A convertible was always part of the Evoque's future. From the very first concept sketches, Land Rover was committed to bringing back some sort of open-top motoring - a throwback, in a way, to the canvas roof of decades past. Company bosses hope that buyers choosing an Evoque will seriously consider picking the convertible.
The Evoque has been a huge success for Land Rover. Half a million sales in five years silenced the model's critics, who sneered at its tub-like proportions and supposedly ostentatious design language. While Land Rover is better-known for its Defender and 'proper' Range Rover products, innovation in other market segments is essential for the brand.

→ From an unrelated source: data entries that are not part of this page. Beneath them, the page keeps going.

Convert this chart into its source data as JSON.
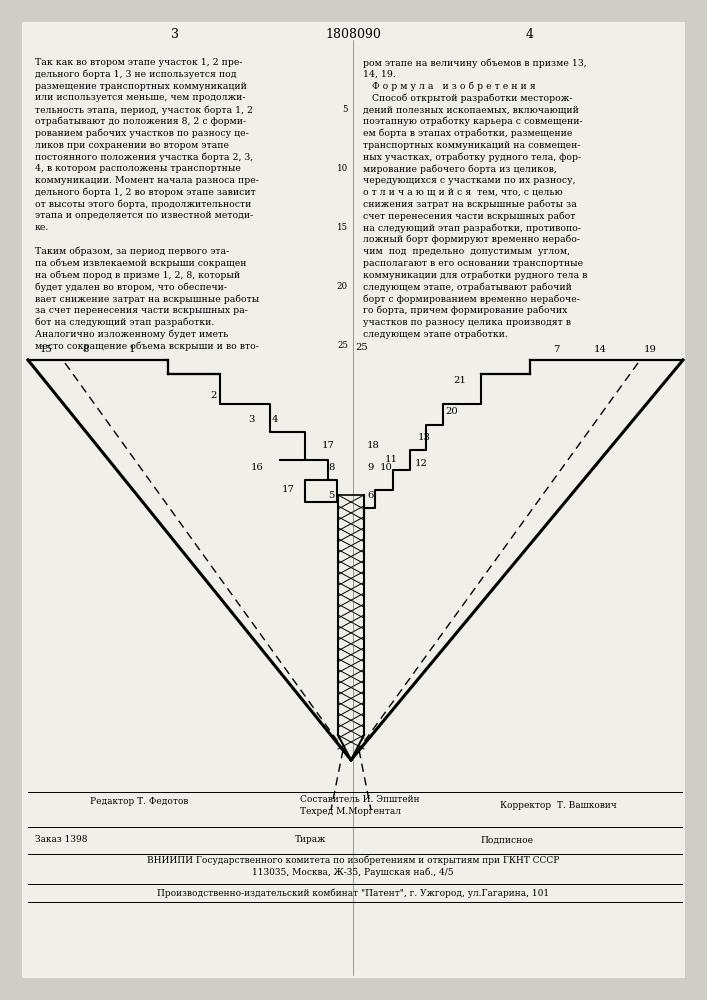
{
  "bg_color": "#d0cdc8",
  "page_color": "#f2efe8",
  "header_number": "1808090",
  "page_left": "3",
  "page_right": "4",
  "footer": {
    "editor": "Редактор Т. Федотов",
    "composer": "Составитель И. Эпштейн",
    "tech": "Техред М.Моргентал",
    "corrector": "Корректор  Т. Вашкович",
    "order": "Заказ 1398",
    "print": "Тираж",
    "signed": "Подписное",
    "org": "ВНИИПИ Государственного комитета по изобретениям и открытиям при ГКНТ СССР",
    "address": "113035, Москва, Ж-35, Раушская наб., 4/5",
    "publisher": "Производственно-издательский комбинат \"Патент\", г. Ужгород, ул.Гагарина, 101"
  },
  "left_text": "Так как во втором этапе участок 1, 2 предельного борта 1, 3 не используется под размещение транспортных коммуникаций или используется меньше, чем продолжительность этапа, период, участок борта 1, 2   5\nотрабатывают до положения 8, 2 с формированием рабочих участков по разносу целиков при сохранении во втором этапе постоянного положения участка борта 2, 3, 4, в котором расположены транспортные  10\nкоммуникации. Момент начала разноса предельного борта 1, 2 во втором этапе зависит от высоты этого борта, продолжительности этапа и определяется по известной методике.\n\nТаким образом, за период первого этапа объем извлекаемой вскрыши сокращен  15\nна объем пород в призме 1, 2, 8, который будет удален во втором, что обеспечивает снижение затрат на вскрышные работы за счет перенесения части вскрышных работ  20\nбот на следующий этап разработки.\nАналогично изложенному будет иметь место сокращение объема вскрыши и во вто-  25",
  "right_text": "ром этапе на величину объемов в призме 13, 14, 19.\n   Ф о р м у л а   и з о б р е т е н и я\n   Способ открытой разработки месторождений полезных ископаемых, включающий поэтапную отработку карьера с совмещением борта в этапах отработки, размещение транспортных коммуникаций на совмещенных участках, отработку рудного тела, формирование рабочего борта из целиков, чередующихся с участками по их разносу,\n   о т л и ч а ю щ и й с я  тем, что, с целью снижения затрат на вскрышные работы за счет перенесения части вскрышных работ на следующий этап разработки, противоположный борт формируют временно нерабочим под предельно допустимым углом, располагают в его основании транспортные коммуникации для отработки рудного тела в следующем этапе, отрабатывают рабочий борт с формированием временно нерабочего борта, причем формирование рабочих участков по разносу целика производят в следующем этапе отработки."
}
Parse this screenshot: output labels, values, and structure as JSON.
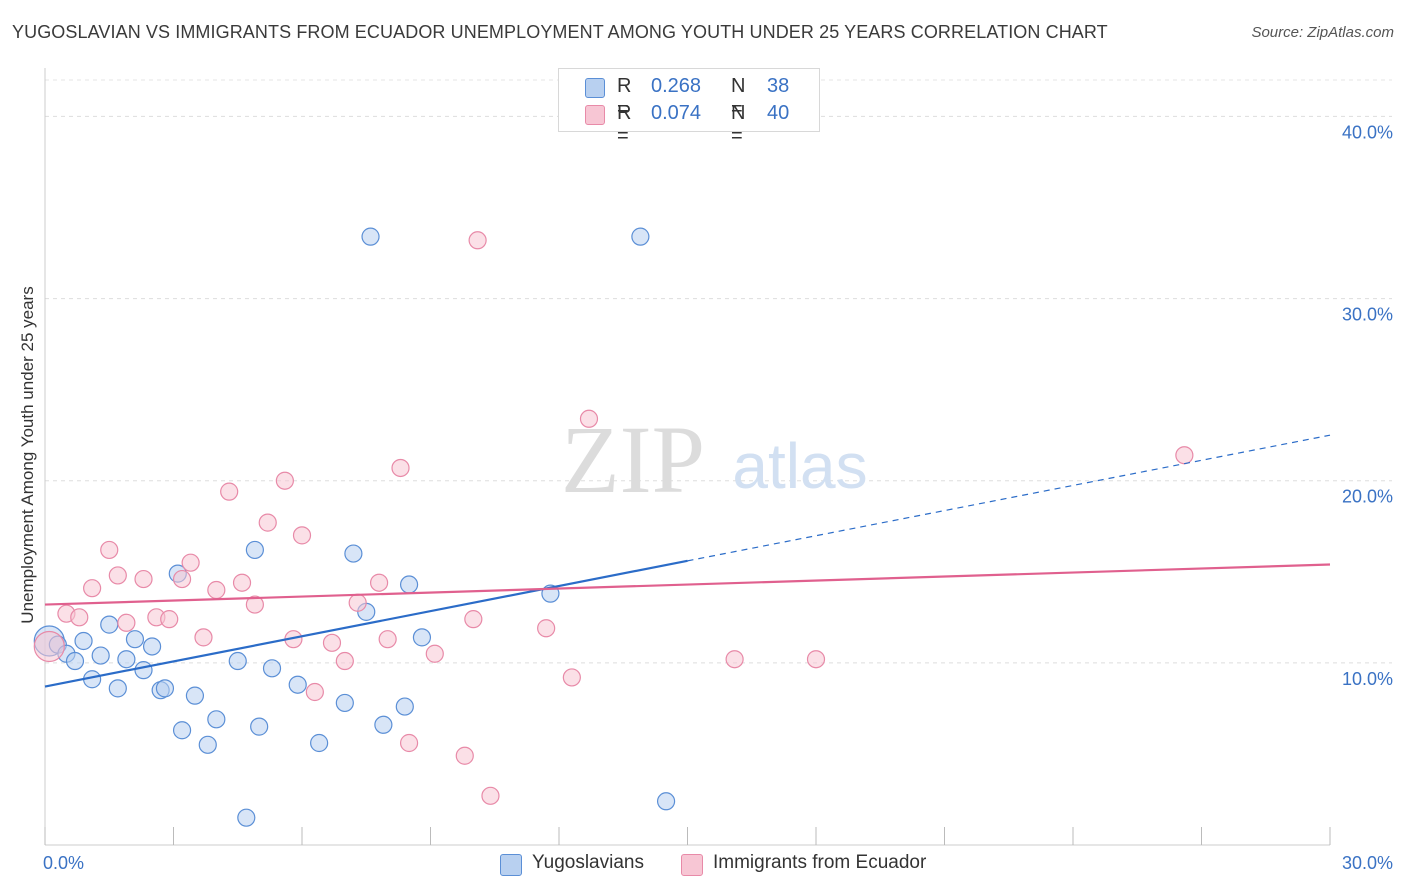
{
  "header": {
    "title": "YUGOSLAVIAN VS IMMIGRANTS FROM ECUADOR UNEMPLOYMENT AMONG YOUTH UNDER 25 YEARS CORRELATION CHART",
    "source": "Source: ZipAtlas.com"
  },
  "watermark": {
    "zip": "ZIP",
    "atlas": "atlas"
  },
  "legend_top": {
    "r_label": "R =",
    "n_label": "N =",
    "series1": {
      "r": "0.268",
      "n": "38"
    },
    "series2": {
      "r": "0.074",
      "n": "40"
    }
  },
  "colors": {
    "blue_fill": "#b8d0f0",
    "blue_stroke": "#5b8fd6",
    "blue_line": "#2b6cc8",
    "pink_fill": "#f7c6d4",
    "pink_stroke": "#e88aa8",
    "pink_line": "#e0608e",
    "tick_label": "#3a72c4"
  },
  "chart_data": {
    "type": "scatter",
    "title": "YUGOSLAVIAN VS IMMIGRANTS FROM ECUADOR UNEMPLOYMENT AMONG YOUTH UNDER 25 YEARS CORRELATION CHART",
    "xlabel": "",
    "ylabel": "Unemployment Among Youth under 25 years",
    "xlim": [
      0,
      30
    ],
    "ylim": [
      0,
      42
    ],
    "x_tick_labels": [
      "0.0%",
      "30.0%"
    ],
    "y_ticks": [
      10,
      20,
      30,
      40
    ],
    "y_tick_labels": [
      "10.0%",
      "20.0%",
      "30.0%",
      "40.0%"
    ],
    "grid": true,
    "legend_position": "bottom",
    "series": [
      {
        "name": "Yugoslavians",
        "color": "#5b8fd6",
        "points": [
          [
            0.1,
            11.2
          ],
          [
            0.3,
            11.0
          ],
          [
            0.5,
            10.5
          ],
          [
            0.7,
            10.1
          ],
          [
            0.9,
            11.2
          ],
          [
            1.1,
            9.1
          ],
          [
            1.3,
            10.4
          ],
          [
            1.5,
            12.1
          ],
          [
            1.7,
            8.6
          ],
          [
            1.9,
            10.2
          ],
          [
            2.1,
            11.3
          ],
          [
            2.3,
            9.6
          ],
          [
            2.5,
            10.9
          ],
          [
            2.7,
            8.5
          ],
          [
            2.8,
            8.6
          ],
          [
            3.1,
            14.9
          ],
          [
            3.2,
            6.3
          ],
          [
            3.5,
            8.2
          ],
          [
            3.8,
            5.5
          ],
          [
            4.0,
            6.9
          ],
          [
            4.5,
            10.1
          ],
          [
            4.7,
            1.5
          ],
          [
            4.9,
            16.2
          ],
          [
            5.0,
            6.5
          ],
          [
            5.3,
            9.7
          ],
          [
            5.9,
            8.8
          ],
          [
            6.4,
            5.6
          ],
          [
            7.0,
            7.8
          ],
          [
            7.2,
            16.0
          ],
          [
            7.5,
            12.8
          ],
          [
            7.6,
            33.4
          ],
          [
            7.9,
            6.6
          ],
          [
            8.4,
            7.6
          ],
          [
            8.5,
            14.3
          ],
          [
            8.8,
            11.4
          ],
          [
            11.8,
            13.8
          ],
          [
            13.9,
            33.4
          ],
          [
            14.5,
            2.4
          ]
        ]
      },
      {
        "name": "Immigrants from Ecuador",
        "color": "#e88aa8",
        "points": [
          [
            0.1,
            10.9
          ],
          [
            0.5,
            12.7
          ],
          [
            0.8,
            12.5
          ],
          [
            1.1,
            14.1
          ],
          [
            1.5,
            16.2
          ],
          [
            1.7,
            14.8
          ],
          [
            1.9,
            12.2
          ],
          [
            2.3,
            14.6
          ],
          [
            2.6,
            12.5
          ],
          [
            2.9,
            12.4
          ],
          [
            3.2,
            14.6
          ],
          [
            3.4,
            15.5
          ],
          [
            3.7,
            11.4
          ],
          [
            4.0,
            14.0
          ],
          [
            4.3,
            19.4
          ],
          [
            4.6,
            14.4
          ],
          [
            4.9,
            13.2
          ],
          [
            5.2,
            17.7
          ],
          [
            5.6,
            20.0
          ],
          [
            5.8,
            11.3
          ],
          [
            6.0,
            17.0
          ],
          [
            6.3,
            8.4
          ],
          [
            6.7,
            11.1
          ],
          [
            7.0,
            10.1
          ],
          [
            7.3,
            13.3
          ],
          [
            7.8,
            14.4
          ],
          [
            8.0,
            11.3
          ],
          [
            8.3,
            20.7
          ],
          [
            8.5,
            5.6
          ],
          [
            9.1,
            10.5
          ],
          [
            9.8,
            4.9
          ],
          [
            10.0,
            12.4
          ],
          [
            10.1,
            33.2
          ],
          [
            10.4,
            2.7
          ],
          [
            11.7,
            11.9
          ],
          [
            12.3,
            9.2
          ],
          [
            12.7,
            23.4
          ],
          [
            16.1,
            10.2
          ],
          [
            18.0,
            10.2
          ],
          [
            26.6,
            21.4
          ]
        ]
      }
    ],
    "trendlines": [
      {
        "series": "Yugoslavians",
        "x0": 0.0,
        "y0": 8.7,
        "x1": 15.0,
        "y1": 15.6,
        "dashed_to_x": 30.0,
        "dashed_to_y": 22.5
      },
      {
        "series": "Immigrants from Ecuador",
        "x0": 0.0,
        "y0": 13.2,
        "x1": 30.0,
        "y1": 15.4
      }
    ]
  }
}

And a premium convertible SUV is very much an innovation. Land Rover has identified our current fascination with SUVs as a key opportunity to launch the Evoque Convertible - the kind of car that hasn't ever been mass-produced. With an asking price of around GBP50,000, an utterly brilliant 4x4 system, and a fabric roof, this really is something new.
Externally, the Evoque Convertible looks very similar to its hard-top counterpart. The roofline is virtually the same, giving the car that same hunched silhouette. It's on the inside that the changes are most noticeable - namely the removal of one seat in the rear, making this a four-seater. Boot space has been compromised by the roof mechanism, too.
The unsung highlight of the Evoque has always been its four-wheel-drive capability. The Convertible has a seriously impressive amount of electronically-aided traction when driving off road, making it one of the most convincing 4x4s currently on sale. Despite its looks, this is a capable utility vehicle when it needs to be.
Our verdict on the Range Rover Evoque Convertible
The Range Rover Evoque Convertible is an excellent car. Mechanically, it impresses through rigidity and off-road tenacity. The styling is more divisive, but no other car offers the flexibility afforded by the Evoque Convertible - supreme off-road ability, coupled to roof-down summer fun.